Title: Conditional autoregressive models for disconnected graph
Authors: Anna Freni Sterrantino - Imperial College London (United Kingdom) [presenting]
Haavard Rue - KAUST (Saudi Arabia)
Massimo Ventrucci - University of Bologna (Italy)
Abstract: Conditional autoregressive (CAR) distributions are widely used in disease mapping to created smoothed relative risk maps. The underlying maps are defined using an adjacency matrix based on the spatial neighborhood of areal units, de facto defining connected graphs, but in presence of islands or discontinue geographical regions disconnected graphs are created.
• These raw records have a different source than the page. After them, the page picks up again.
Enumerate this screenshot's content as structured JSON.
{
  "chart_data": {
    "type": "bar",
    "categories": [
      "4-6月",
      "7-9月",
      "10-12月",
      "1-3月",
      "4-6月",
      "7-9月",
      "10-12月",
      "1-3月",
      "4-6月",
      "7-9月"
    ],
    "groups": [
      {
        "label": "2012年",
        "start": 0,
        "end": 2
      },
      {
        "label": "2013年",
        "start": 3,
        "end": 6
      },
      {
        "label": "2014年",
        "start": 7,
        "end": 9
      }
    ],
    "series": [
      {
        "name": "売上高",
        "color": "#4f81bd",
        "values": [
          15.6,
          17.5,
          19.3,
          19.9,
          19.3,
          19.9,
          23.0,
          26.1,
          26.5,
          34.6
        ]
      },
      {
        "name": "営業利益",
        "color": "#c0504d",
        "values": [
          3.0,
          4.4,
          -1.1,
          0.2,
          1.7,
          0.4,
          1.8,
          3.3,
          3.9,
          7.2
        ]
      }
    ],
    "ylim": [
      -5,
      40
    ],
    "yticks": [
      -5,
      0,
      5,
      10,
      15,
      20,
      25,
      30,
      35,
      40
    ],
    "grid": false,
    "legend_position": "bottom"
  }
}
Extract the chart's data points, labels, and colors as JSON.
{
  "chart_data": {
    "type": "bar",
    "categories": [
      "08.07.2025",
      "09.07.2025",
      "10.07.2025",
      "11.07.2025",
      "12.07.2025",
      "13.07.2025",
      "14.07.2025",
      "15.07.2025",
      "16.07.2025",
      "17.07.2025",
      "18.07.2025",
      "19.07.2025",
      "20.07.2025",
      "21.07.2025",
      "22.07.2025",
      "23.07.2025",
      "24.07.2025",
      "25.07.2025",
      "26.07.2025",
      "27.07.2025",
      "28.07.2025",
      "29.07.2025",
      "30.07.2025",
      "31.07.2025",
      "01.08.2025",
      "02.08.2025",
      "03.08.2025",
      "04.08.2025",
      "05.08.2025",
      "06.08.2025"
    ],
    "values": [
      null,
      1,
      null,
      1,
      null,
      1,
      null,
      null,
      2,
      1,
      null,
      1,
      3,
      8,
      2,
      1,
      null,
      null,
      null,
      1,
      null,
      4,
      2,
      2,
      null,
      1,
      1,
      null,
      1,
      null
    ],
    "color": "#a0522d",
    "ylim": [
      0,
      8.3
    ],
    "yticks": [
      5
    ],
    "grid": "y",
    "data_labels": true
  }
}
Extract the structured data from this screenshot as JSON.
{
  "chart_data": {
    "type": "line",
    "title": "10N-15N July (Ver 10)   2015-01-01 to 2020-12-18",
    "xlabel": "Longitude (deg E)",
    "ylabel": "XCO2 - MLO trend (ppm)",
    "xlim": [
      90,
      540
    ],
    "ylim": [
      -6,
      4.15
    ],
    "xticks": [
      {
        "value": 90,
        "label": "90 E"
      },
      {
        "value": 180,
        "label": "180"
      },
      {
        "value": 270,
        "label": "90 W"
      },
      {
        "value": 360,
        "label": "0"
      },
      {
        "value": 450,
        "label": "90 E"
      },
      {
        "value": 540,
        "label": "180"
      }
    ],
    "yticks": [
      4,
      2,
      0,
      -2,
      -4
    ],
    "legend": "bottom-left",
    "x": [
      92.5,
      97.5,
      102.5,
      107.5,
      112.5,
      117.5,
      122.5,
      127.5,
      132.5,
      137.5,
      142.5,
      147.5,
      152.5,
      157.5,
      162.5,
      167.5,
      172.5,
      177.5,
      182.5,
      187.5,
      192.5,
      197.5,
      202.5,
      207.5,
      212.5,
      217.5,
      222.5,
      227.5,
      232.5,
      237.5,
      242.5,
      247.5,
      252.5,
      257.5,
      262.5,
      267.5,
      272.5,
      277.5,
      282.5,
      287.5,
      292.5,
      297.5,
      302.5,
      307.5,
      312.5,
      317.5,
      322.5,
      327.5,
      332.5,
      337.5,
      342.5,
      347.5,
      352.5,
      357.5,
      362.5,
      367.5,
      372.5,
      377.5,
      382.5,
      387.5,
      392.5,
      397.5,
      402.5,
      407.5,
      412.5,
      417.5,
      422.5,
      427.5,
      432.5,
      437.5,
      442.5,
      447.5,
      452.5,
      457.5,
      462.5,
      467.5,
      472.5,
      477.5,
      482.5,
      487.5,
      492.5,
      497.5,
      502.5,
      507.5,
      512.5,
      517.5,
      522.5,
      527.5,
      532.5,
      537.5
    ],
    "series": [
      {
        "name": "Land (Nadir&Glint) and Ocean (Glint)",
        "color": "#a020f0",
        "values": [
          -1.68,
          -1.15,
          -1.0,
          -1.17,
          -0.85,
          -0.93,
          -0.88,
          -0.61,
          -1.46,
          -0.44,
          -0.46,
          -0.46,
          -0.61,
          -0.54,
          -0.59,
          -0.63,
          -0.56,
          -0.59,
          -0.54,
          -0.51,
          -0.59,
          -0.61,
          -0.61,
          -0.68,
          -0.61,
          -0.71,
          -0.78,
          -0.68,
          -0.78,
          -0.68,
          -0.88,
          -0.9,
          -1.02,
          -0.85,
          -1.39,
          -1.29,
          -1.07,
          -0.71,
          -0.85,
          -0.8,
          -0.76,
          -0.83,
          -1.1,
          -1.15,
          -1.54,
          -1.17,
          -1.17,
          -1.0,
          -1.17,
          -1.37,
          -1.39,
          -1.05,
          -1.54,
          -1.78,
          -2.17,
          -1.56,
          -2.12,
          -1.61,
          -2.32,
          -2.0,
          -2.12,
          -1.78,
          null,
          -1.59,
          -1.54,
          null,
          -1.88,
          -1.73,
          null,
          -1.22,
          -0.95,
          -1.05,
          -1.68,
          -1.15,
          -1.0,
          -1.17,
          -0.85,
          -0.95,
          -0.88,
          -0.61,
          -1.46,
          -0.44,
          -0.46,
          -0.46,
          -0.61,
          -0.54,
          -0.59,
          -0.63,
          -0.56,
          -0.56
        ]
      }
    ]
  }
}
Currently, if there are islands in the map (singletons) usually are connected to the closest areal unit or a constant prior is assigned for the singleton making it difficult for the singleton random effect to shrink to the global mean. Additionally, if the map has several connected the marginal deviation from its (component) mean, depends on the graph, and will, in general, be different for each connected component. To solve the issues we scale the precision matrix of the CAR, in detail we scale each connected component of size larger than one, independently and for connected components of size one, instead of setting the singleton random effect equal to zero, we replace it with a standard Gaussian with precision. This scaling gives a well-defined interpretation of the precision and the same typical (conditional) marginal variance within each connected component, no matter the size of the map.